There’s a lot you can learn from Johnny Depp’s legal spat with the firm that managed his money.
The actor is making headlines this week after his former business managers countersued him on Tuesday, alleging that his extravagant spending led to his recent financial woes, according to published reports.
Depp’s business management firm, The Management Group, filed its countersuit in Los Angeles Superior Court, claiming Depp snapped up 14 homes, a 150-foot yacht and other costly toys.
Meanwhile, Depp sued the firm in January, claiming his advisors mismanaged his money and failed to file his taxes on time.
Though the dispute is now a matter for the courts, there is plenty you can learn from the feud.
Perhaps the biggest lesson of all is how to ensure that your financial advisor is working in your best interest.
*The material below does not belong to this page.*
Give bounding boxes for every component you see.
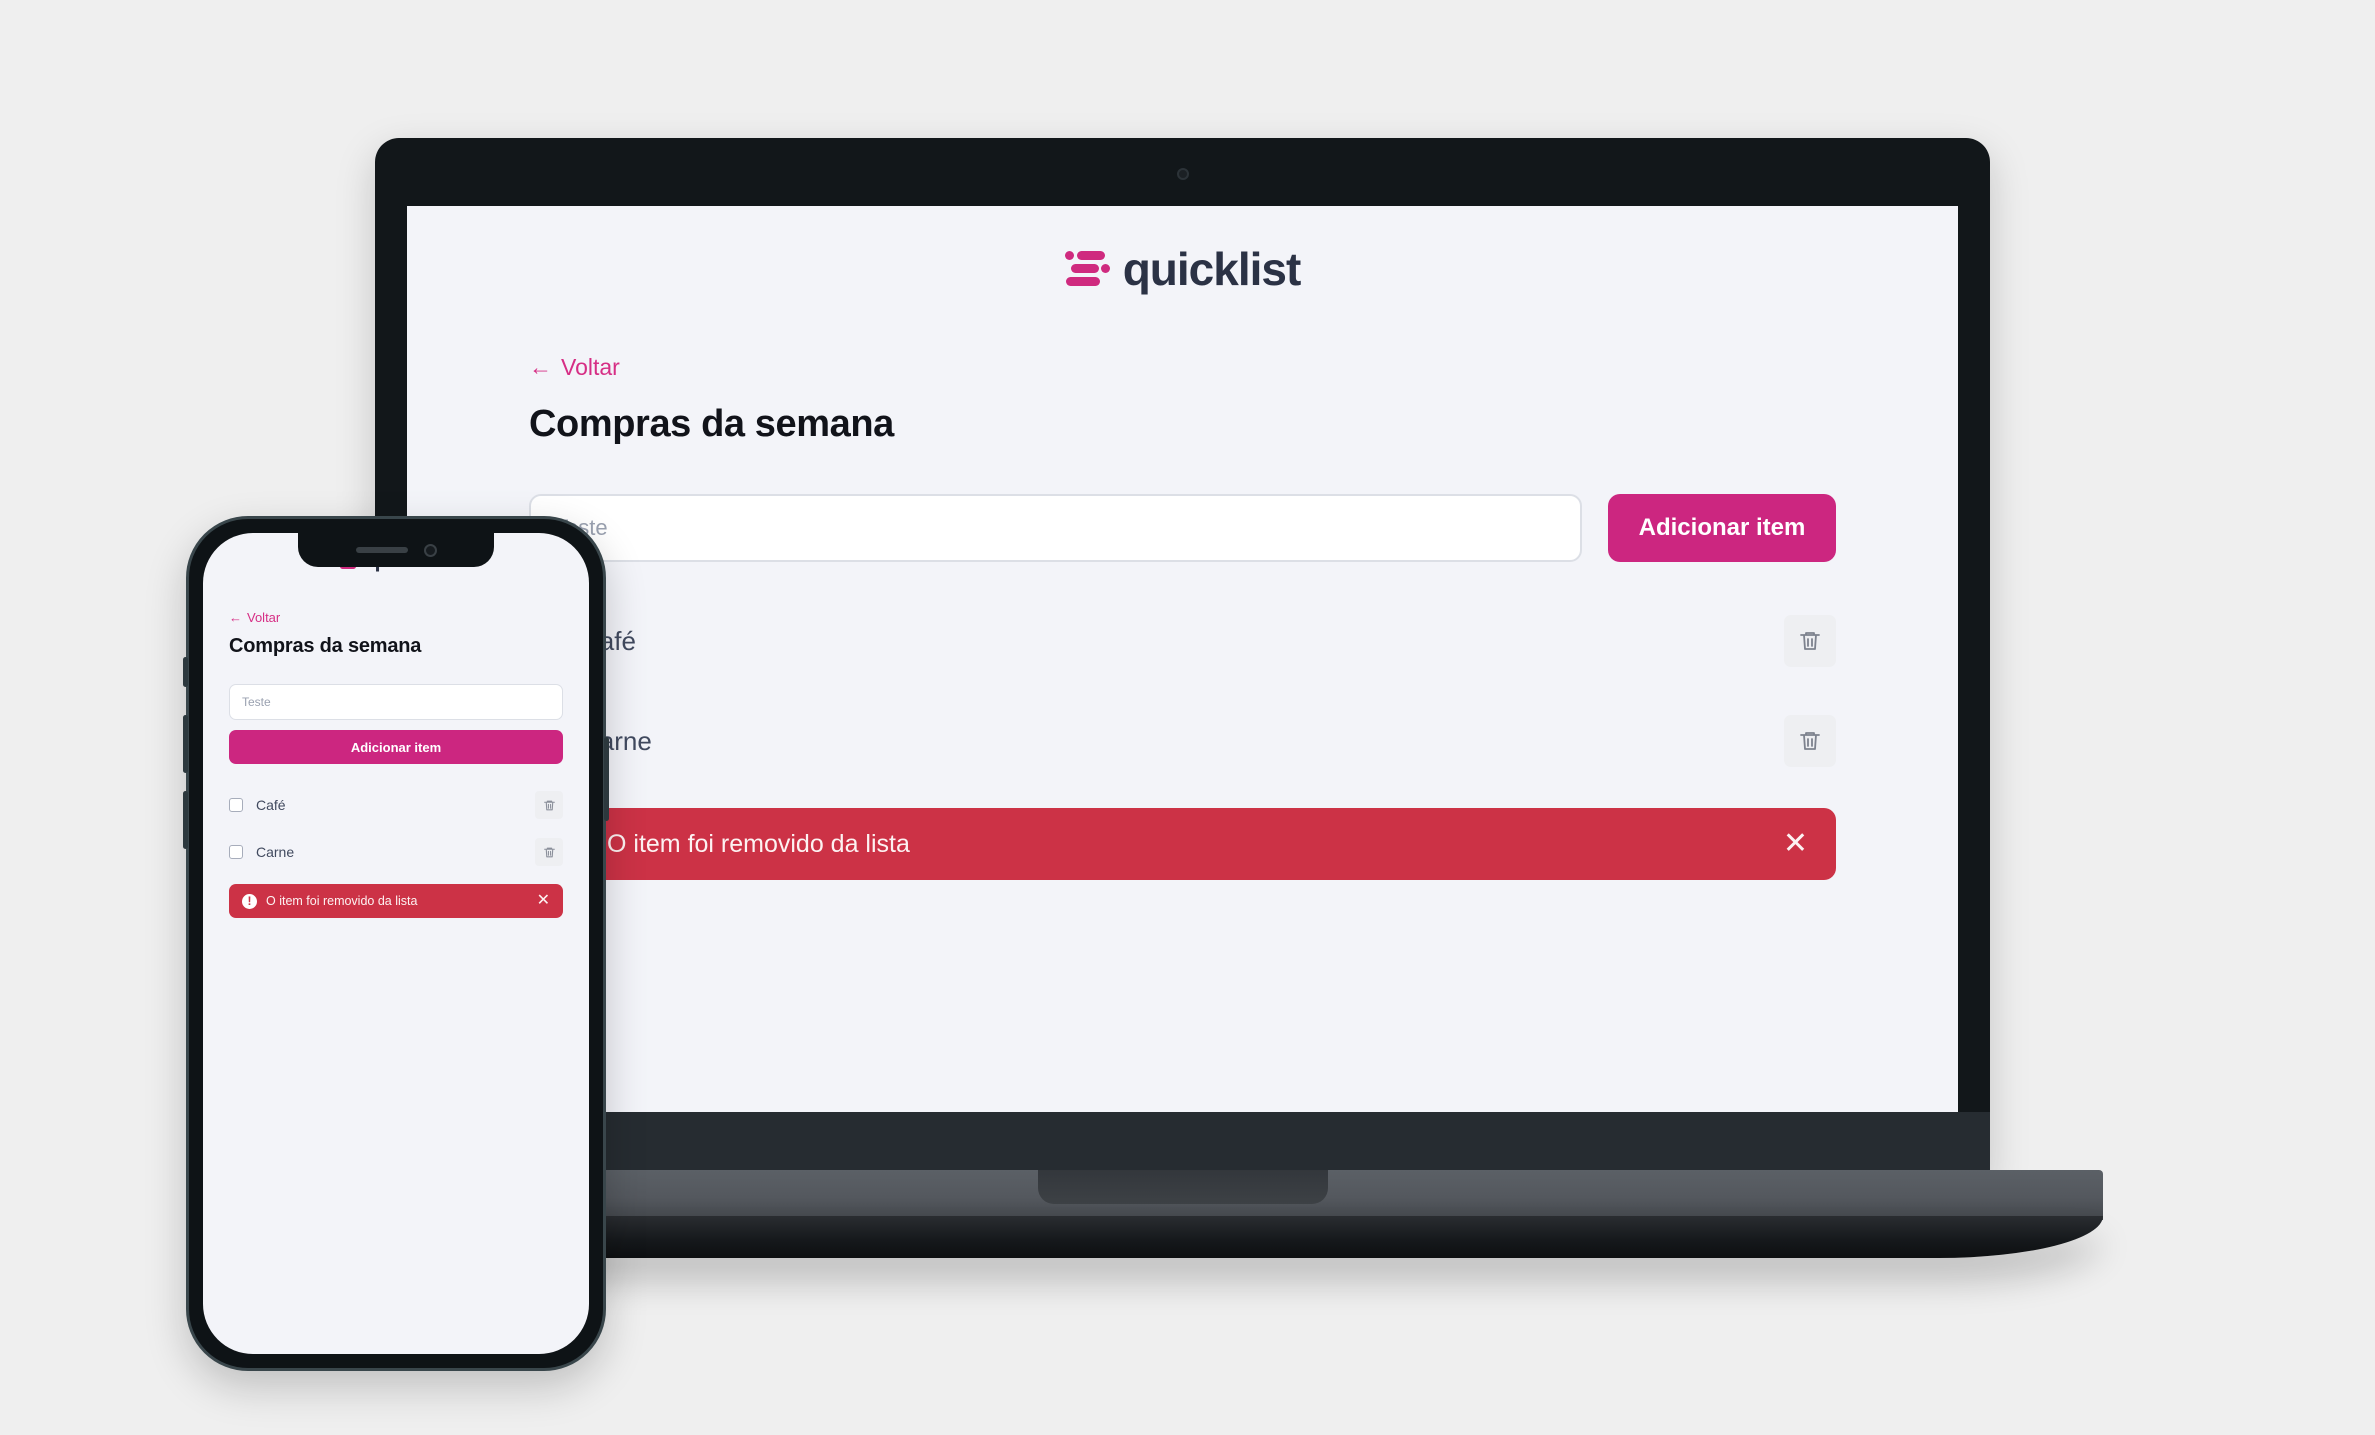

You may have heard of the fiduciary rule, a regulation from the Labor Department that is supposed to take effect on April 10.
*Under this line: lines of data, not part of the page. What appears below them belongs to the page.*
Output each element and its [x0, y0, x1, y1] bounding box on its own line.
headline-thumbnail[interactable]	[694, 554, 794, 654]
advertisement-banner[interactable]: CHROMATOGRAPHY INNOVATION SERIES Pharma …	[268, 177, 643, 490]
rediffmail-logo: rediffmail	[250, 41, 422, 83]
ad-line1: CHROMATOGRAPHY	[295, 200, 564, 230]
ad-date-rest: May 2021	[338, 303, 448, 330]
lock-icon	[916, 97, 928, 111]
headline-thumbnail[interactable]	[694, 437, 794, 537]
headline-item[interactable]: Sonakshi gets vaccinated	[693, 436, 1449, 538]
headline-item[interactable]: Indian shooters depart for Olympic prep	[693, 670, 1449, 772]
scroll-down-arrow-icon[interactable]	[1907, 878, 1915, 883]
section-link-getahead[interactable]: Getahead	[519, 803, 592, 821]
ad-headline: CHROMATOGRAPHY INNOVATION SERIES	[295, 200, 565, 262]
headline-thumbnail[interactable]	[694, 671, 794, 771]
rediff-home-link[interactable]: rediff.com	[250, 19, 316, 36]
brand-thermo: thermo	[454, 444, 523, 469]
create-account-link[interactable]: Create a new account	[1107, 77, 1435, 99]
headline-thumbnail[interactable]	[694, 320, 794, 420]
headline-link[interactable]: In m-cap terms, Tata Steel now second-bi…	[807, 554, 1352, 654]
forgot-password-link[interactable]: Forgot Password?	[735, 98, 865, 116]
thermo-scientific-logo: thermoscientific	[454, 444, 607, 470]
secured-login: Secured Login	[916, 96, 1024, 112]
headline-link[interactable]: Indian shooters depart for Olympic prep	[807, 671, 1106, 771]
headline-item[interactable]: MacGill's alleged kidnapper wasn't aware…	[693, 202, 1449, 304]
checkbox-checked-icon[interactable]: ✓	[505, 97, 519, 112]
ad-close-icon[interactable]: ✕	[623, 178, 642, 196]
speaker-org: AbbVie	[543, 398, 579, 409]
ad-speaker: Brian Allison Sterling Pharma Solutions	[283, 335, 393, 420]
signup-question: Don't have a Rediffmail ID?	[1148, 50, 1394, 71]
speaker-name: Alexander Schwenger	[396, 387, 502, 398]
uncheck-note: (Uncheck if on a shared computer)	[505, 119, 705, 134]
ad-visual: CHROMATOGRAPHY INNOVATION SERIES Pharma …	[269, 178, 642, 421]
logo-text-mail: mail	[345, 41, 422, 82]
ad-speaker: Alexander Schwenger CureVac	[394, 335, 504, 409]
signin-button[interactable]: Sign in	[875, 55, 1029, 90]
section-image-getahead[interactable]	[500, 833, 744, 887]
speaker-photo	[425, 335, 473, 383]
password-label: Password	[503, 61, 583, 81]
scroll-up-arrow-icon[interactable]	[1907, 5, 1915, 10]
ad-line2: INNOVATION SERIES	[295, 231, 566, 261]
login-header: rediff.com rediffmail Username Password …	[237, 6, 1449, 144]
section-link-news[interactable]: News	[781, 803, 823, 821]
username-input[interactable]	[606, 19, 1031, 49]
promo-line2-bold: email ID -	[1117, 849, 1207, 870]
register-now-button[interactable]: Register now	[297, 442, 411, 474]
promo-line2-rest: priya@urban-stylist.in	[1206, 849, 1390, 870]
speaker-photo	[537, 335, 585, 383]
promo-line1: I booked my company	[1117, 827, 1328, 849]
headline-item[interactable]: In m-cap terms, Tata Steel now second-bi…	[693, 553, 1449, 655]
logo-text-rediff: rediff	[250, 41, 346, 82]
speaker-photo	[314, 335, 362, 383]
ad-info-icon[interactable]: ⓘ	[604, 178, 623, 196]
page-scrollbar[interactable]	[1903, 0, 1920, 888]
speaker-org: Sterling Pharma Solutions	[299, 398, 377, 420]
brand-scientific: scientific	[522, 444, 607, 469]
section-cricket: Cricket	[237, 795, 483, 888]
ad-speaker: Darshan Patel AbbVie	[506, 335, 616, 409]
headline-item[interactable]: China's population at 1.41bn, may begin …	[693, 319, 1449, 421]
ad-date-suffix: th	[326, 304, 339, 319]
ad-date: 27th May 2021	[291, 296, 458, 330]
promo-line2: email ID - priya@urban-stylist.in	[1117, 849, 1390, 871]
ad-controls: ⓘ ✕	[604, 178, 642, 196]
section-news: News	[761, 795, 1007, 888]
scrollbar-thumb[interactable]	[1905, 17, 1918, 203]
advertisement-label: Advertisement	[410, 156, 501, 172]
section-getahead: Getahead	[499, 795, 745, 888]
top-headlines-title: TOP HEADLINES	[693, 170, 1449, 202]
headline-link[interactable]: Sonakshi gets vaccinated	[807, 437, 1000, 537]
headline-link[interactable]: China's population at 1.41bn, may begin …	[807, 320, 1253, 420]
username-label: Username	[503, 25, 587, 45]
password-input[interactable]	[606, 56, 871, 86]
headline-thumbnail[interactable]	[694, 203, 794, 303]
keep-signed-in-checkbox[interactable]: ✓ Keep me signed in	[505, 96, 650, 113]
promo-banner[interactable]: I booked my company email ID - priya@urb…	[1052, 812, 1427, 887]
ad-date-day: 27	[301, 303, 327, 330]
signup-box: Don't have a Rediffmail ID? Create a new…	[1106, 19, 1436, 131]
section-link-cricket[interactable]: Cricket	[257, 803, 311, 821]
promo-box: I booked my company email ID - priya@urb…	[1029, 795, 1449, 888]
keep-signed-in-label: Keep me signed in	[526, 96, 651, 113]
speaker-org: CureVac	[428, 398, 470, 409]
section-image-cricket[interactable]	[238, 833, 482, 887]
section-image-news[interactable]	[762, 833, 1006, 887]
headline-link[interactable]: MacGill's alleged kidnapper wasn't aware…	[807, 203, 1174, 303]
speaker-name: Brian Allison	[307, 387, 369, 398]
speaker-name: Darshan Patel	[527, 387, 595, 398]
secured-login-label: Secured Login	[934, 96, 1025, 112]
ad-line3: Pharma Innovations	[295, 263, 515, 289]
It will require financial advisors and broker-dealers to give you advice that puts your interests first when offering guidance on retirement accounts, including IRAs. It does not apply to taxable brokerage accounts and other kinds of investment advice, such as financial planning.
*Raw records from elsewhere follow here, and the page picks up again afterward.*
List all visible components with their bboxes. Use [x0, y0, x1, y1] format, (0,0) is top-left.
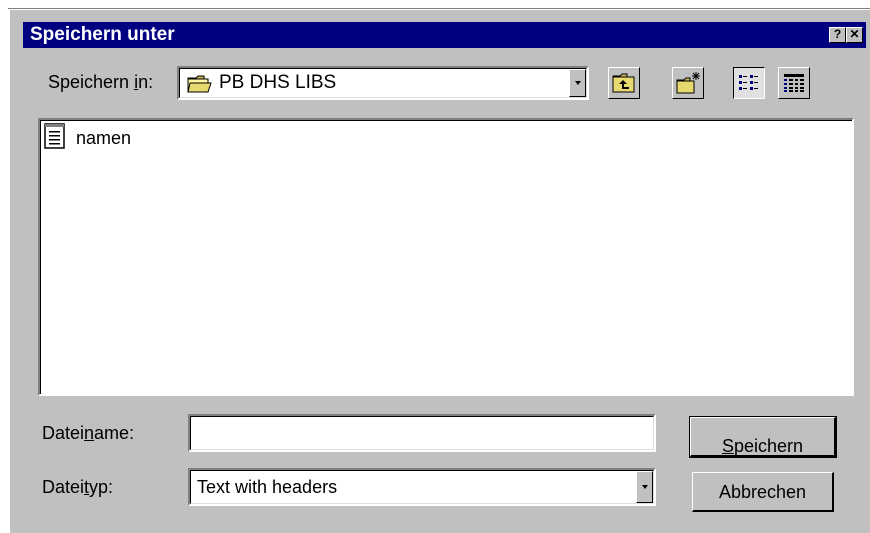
cancel-button[interactable]: Abbrechen — [692, 472, 834, 512]
close-button[interactable]: ✕ — [846, 27, 863, 43]
help-button[interactable]: ? — [829, 27, 846, 43]
cancel-button-label: Abbrechen — [718, 482, 807, 502]
new-folder-button[interactable] — [672, 67, 704, 99]
filename-label: Dateiname: — [42, 423, 134, 444]
save-button[interactable]: Speichern — [689, 416, 837, 458]
filetype-select[interactable]: Text with headers — [188, 468, 656, 506]
file-list-inner — [40, 120, 852, 394]
filetype-label-pre: Datei — [42, 477, 85, 497]
file-list[interactable]: namen — [38, 118, 854, 396]
save-in-label: Speichern in: — [48, 72, 153, 93]
save-in-value: PB DHS LIBS — [219, 72, 337, 93]
up-folder-icon — [612, 73, 636, 98]
filetype-value: Text with headers — [197, 477, 338, 497]
up-one-level-button[interactable] — [608, 67, 640, 99]
save-in-combo[interactable]: PB DHS LIBS — [177, 66, 589, 100]
save-in-dropdown-button[interactable] — [569, 69, 586, 97]
details-view-icon — [783, 73, 805, 98]
filename-label-post: ame: — [94, 423, 135, 443]
filetype-label-post: yp: — [89, 477, 114, 497]
save-in-label-pre: Speichern — [48, 72, 135, 92]
list-item[interactable]: namen — [44, 122, 132, 154]
save-button-accel: S — [721, 436, 734, 456]
filetype-label: Dateityp: — [42, 477, 113, 498]
filename-label-accel: n — [84, 423, 95, 443]
filetype-dropdown-button[interactable] — [636, 471, 653, 503]
dialog-title: Speichern unter — [30, 24, 175, 45]
details-view-button[interactable] — [778, 67, 810, 99]
chevron-down-icon — [642, 485, 648, 489]
save-button-rest: peichern — [733, 436, 804, 456]
filename-input[interactable] — [188, 414, 656, 452]
chevron-down-icon — [575, 81, 581, 85]
new-folder-icon — [676, 71, 702, 100]
title-bar[interactable]: Speichern unter ? ✕ — [23, 22, 866, 48]
text-document-icon — [44, 122, 66, 154]
file-name: namen — [76, 127, 132, 148]
save-in-label-post: n: — [138, 72, 154, 92]
list-view-button[interactable] — [733, 67, 765, 99]
save-button-label: Speichern — [722, 427, 803, 456]
filename-label-pre: Datei — [42, 423, 85, 443]
folder-icon — [187, 74, 213, 99]
filename-input-inner — [190, 416, 654, 450]
list-view-icon — [738, 73, 760, 98]
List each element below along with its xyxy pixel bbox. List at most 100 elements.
The rule is already on thin ice now that Donald Trump is president, as one of his key advisors has said he would likely repeal it. Other industry observers predict a delay in its rollout.
“If the Trump administration delays the rule, consumers will have to protect themselves and insist on a fiduciary at all times,” said Ron A. Rhoades, an attorney and assistant professor of finance at the Gordon Ford College of Business at Western Kentucky University.
Do a background check
When you’re shopping for an advisor, you can look him or her up on Broker Check, maintained by the Financial Industry Regulatory Authority, as well as the advisor page of the Securities and Exchange Commission.
Both offer details on where your advisor is licensed to do business and whether there are any past or present complaints against him.
Come prepared with the following questions.
● Are you a fiduciary? Find out immediately if your advisor is acting in your best interest. Get the point across with this fiduciary oath from the Committee for the Fiduciary Standard.
● How are you paid for your services? Ask whether you’re paying a fee for your advisor’s help, be it hourly, as part of a subscription or based on assets he or she manages for you. Find out whether your advisor receives a commission for the sale of mutual funds, insurance and annuities.
● Where do you keep your assets?Some large broker-dealer firms will hold your assets in custody because you have a brokerage account with them. If you’re using an independent fee-only advisor, he or she will likely hold your assets at a custodian, such as TD Ameritrade, Charles Schwab or Fidelity.
“Don’t let your advisor take your money and move it to their account,” said David J. O’Brien, principal at Evolution Advisers in Midlothian, Virginia. Be sure to match the statements you get from your custodian and the statements your advisor provides you.
● What are your qualifications? There’s an alphabet soup of different designations for financial advisors, but keep an eye out for the best-known credentials: Certified Financial Planner, Chartered Financial Analyst and Certified Public Accountant. All of those require study and practical experience to achieve them.
“They are all very rigorous in terms of the education required before advisors sit for the exam,” said Rhoades. “All three have their points of emphasis, but they’re quality certifications.”